Here's with the GOPACKAGESDRIVER var set:

$ GOPACKAGESDRIVER=$PWD/tools/gopackagesdriver.sh gopls references ./cdpi_agent/agent.go:53:6
/home/ciaran/github.com/aalyria/api/cdpi_agent/agent.go:105:30-35
/home/ciaran/github.com/aalyria/api/cdpi_agent/agent.go:117:30-35
/home/ciaran/github.com/aalyria/api/cdpi_agent/agent.go:128:30-35
/home/ciaran/github.com/aalyria/api/cdpi_agent/agent.go:170:10-15
/home/ciaran/github.com/aalyria/api/cdpi_agent/agent.go:189:10-15
/home/ciaran/github.com/aalyria/api/cdpi_agent/agent.go:35:36-41
/home/ciaran/github.com/aalyria/api/cdpi_agent/agent.go:38:25-30
/home/ciaran/github.com/aalyria/api/cdpi_agent/agent.go:40:33-38
/home/ciaran/github.com/aalyria/api/cdpi_agent/agent.go:66:38-43
/home/ciaran/github.com/aalyria/api/cdpi_agent/agent.go:67:8-13
/home/ciaran/github.com/aalyria/api/cdpi_agent/agent.go:80:10-15
/home/ciaran/github.com/aalyria/api/cdpi_agent/agent.go:93:30-35
/home/ciaran/github.com/aalyria/api/cdpi_agent/node_controller.go:47:10-15

As expected, scip-go doesn't work (or at least doesn't generate anything useful):

$ GOPACKAGESDRIVER=$PWD/tools/gopackagesdriver.sh scip-go --module-name=aalyria.com/spacetime
scip-go
Resolving module name
  Go standard library version:  go1.20
  Resolved module name       :  aalyria.com/spacetime

Configuration:
  Skip Implementations: false
  Skip Test           : false
Loading Packages
Visiting Packages
Indexing Implementations
Visiting Project Files:
$ scip stats index.scip
{
  "documents": 0,
  "linesOfCode": 0,
  "occurrences": 0,
  "definitions": 0
}
crackcomm commented 10 months ago

Updating go.mod: golang.org/x/tools v0.16.1 - almost works but packages don't have populated modules:

error: during package loading: Should not be possible to have nil module for userland package: @//colab/examples:examples_lib github.com/crackcomm/colab/colab/examples

I tried fixing it. Including . in packages.Load populates Module field but doesn't resolve the generated code. I also tried including everything in load mode with no success. If I populate Module-s using pkg.PkgPath, the index includes both the generated and source code but with no version.

It might be that bazel package driver doesn't provide this information, I'm not sure.

podtserkovskiy commented 22 hours ago

Hey folks, I work at Meta on Buck2 integration for Go.

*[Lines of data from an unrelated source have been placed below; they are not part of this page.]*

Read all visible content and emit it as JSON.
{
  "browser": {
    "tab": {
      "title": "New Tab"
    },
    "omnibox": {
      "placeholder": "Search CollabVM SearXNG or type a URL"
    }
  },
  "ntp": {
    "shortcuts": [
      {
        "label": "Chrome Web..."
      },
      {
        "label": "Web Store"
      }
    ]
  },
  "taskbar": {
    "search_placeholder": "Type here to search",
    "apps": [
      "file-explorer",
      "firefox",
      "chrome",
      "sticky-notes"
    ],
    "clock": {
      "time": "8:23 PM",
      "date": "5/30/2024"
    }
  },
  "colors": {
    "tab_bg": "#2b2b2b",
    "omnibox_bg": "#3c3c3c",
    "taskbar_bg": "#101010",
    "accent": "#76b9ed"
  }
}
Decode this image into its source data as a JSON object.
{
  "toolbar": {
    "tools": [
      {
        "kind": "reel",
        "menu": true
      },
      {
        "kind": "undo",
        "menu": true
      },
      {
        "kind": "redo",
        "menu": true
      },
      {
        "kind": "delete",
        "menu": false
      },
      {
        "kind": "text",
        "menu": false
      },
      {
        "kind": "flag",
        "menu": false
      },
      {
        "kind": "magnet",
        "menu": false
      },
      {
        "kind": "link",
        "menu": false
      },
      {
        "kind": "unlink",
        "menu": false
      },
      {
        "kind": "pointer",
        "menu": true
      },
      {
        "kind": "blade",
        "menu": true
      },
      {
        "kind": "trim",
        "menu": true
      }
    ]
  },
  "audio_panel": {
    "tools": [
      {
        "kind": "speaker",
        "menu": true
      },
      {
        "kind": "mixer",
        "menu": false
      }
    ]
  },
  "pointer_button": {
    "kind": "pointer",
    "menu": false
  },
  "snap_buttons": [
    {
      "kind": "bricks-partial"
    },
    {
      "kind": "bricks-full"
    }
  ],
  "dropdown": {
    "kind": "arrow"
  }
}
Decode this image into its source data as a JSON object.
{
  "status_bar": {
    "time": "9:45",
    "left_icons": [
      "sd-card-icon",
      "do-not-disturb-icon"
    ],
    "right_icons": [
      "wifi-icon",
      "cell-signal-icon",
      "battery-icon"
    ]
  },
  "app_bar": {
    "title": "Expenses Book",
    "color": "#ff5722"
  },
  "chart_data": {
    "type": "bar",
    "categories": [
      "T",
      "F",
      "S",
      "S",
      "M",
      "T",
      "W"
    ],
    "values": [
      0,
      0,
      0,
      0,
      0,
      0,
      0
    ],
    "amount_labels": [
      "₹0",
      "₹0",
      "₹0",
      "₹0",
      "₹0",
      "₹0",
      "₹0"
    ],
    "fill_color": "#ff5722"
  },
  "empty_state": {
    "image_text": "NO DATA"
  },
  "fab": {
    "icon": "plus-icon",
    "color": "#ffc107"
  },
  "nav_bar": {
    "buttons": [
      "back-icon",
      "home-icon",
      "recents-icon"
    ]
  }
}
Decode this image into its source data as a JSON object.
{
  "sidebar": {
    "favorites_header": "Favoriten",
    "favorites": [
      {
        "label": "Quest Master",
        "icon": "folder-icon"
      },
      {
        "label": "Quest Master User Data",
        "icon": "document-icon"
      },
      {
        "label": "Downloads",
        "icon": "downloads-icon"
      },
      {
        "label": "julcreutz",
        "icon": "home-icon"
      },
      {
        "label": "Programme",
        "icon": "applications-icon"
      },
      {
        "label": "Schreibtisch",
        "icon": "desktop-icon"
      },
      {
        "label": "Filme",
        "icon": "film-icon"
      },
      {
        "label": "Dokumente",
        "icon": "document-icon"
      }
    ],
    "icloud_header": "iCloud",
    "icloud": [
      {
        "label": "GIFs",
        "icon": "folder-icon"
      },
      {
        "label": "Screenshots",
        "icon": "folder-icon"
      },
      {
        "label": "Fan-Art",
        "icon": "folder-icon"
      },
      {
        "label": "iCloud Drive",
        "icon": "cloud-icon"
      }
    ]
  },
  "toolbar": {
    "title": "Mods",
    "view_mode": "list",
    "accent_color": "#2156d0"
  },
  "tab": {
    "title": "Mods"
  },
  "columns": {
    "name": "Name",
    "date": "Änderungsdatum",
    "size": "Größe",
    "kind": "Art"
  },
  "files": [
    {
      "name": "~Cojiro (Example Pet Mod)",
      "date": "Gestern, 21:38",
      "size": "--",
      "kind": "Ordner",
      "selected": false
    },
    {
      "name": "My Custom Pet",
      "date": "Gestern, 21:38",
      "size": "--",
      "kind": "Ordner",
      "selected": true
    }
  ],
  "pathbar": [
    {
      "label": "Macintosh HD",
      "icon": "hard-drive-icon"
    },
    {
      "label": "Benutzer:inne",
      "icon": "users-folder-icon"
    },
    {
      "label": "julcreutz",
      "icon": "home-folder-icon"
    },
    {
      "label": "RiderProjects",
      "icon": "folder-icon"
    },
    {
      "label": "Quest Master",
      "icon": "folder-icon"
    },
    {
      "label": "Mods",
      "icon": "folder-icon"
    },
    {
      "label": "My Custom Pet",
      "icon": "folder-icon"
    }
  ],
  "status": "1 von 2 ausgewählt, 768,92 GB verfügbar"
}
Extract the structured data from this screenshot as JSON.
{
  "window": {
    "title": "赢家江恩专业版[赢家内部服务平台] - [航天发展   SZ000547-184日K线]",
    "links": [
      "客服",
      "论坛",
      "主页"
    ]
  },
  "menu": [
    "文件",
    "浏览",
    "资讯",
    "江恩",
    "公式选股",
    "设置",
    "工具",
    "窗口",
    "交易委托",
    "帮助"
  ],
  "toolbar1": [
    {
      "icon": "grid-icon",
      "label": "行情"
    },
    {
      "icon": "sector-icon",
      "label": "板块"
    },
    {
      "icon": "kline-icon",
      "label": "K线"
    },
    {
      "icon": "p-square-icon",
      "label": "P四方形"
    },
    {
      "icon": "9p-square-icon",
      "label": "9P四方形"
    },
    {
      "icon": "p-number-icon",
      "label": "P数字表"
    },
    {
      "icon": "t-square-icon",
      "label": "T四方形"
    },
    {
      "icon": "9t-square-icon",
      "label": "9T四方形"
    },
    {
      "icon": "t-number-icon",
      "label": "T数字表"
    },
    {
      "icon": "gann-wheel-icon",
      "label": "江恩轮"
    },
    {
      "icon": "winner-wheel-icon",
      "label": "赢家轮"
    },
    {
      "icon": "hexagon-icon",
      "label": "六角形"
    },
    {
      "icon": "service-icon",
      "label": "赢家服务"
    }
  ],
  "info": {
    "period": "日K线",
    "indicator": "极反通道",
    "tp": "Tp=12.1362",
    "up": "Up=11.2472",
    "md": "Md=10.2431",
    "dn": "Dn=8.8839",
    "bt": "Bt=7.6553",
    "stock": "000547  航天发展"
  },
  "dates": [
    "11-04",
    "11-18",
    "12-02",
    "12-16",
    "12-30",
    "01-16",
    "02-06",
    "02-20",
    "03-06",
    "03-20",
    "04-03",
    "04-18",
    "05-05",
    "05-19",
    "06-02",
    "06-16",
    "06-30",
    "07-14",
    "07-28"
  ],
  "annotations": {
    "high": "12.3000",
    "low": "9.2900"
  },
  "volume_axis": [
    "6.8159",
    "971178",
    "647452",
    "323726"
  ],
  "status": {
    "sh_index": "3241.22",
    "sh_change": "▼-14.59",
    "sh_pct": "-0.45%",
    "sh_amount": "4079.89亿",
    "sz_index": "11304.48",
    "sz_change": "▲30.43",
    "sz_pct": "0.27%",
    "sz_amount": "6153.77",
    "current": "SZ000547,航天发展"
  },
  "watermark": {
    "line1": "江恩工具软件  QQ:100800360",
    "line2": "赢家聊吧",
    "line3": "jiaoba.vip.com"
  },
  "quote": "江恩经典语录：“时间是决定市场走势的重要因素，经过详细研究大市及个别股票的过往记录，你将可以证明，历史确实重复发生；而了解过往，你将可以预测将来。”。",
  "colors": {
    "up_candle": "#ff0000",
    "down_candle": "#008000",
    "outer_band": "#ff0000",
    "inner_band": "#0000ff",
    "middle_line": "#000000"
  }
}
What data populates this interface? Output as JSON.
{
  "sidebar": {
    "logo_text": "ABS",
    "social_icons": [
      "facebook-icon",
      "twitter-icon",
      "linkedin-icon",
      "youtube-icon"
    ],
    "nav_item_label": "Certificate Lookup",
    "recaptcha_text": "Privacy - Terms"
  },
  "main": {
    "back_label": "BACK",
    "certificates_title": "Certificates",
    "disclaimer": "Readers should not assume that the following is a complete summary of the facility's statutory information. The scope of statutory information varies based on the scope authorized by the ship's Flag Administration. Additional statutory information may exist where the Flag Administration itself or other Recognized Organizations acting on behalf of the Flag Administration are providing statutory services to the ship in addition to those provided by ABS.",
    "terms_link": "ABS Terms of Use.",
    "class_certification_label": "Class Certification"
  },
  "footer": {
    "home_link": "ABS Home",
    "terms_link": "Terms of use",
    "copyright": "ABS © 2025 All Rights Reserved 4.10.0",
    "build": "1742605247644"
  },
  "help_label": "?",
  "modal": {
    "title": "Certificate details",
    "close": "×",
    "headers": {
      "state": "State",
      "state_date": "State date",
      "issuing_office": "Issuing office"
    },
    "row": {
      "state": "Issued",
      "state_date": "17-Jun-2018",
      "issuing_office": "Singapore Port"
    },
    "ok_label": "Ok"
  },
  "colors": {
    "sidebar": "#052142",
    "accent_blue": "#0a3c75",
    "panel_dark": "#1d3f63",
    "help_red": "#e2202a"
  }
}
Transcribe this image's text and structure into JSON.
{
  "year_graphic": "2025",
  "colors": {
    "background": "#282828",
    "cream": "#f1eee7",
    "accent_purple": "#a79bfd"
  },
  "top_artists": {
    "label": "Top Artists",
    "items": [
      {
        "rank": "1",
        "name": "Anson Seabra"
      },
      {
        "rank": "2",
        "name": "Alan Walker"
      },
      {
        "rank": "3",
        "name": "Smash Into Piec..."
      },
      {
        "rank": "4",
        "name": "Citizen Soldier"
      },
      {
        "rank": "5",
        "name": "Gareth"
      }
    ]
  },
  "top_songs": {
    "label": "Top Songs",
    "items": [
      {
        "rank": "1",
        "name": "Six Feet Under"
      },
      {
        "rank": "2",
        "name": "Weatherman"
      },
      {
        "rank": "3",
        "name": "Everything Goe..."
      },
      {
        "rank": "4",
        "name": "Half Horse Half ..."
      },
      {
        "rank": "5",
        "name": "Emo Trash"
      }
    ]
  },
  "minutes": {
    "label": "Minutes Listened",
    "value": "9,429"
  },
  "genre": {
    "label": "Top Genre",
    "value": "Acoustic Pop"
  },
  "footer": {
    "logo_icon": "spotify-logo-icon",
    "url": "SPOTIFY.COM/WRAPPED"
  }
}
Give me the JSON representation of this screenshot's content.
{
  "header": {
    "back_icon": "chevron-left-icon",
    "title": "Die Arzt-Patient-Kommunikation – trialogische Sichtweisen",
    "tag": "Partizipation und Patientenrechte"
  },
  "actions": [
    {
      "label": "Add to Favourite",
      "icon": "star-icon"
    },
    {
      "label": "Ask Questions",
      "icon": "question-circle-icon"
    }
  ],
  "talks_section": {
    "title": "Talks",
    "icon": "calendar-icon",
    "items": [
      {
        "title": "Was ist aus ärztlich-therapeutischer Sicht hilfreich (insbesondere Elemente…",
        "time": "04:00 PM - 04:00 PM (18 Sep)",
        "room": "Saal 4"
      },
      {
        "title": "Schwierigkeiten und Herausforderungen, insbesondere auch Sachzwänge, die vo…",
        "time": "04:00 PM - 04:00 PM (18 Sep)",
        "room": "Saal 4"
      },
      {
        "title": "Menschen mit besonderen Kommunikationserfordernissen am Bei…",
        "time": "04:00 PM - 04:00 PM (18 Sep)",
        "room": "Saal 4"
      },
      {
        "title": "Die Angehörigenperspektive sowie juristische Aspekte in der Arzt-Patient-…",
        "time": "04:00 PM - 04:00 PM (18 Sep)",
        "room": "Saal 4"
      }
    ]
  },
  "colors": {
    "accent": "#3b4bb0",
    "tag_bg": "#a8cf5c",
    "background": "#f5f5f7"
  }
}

We use Glean to store facts about source code. Glean supports SCIP format and I would like to integrate scip-go with Buck2. We have GOPACKAGESDRIVER for Buck2 (not open-sourced yet), so in theory it should work with scip-go. When I've tried to use it with scip-go I discovered few issues:

Would you mind if I make a change to enable supplying target patterns via cli args as other tools support, e.q. golang.org/x/tools/cmd/callgraph? As a result by default scip-go will use "./..." as a target pattern, but a user will be able to optionally specify exactly what they want to index, for example

scip-go ./...
scip-go std
scip-go foo//bar:baz
scip-go pattern=foo//... file=bar/baz.go

These patterns are described in golang.org/x/tools/go/packages doc.

The good news is when I hack these things locally scip-go produces a valid index that matches with the index produced by a similar go.mod project. 😀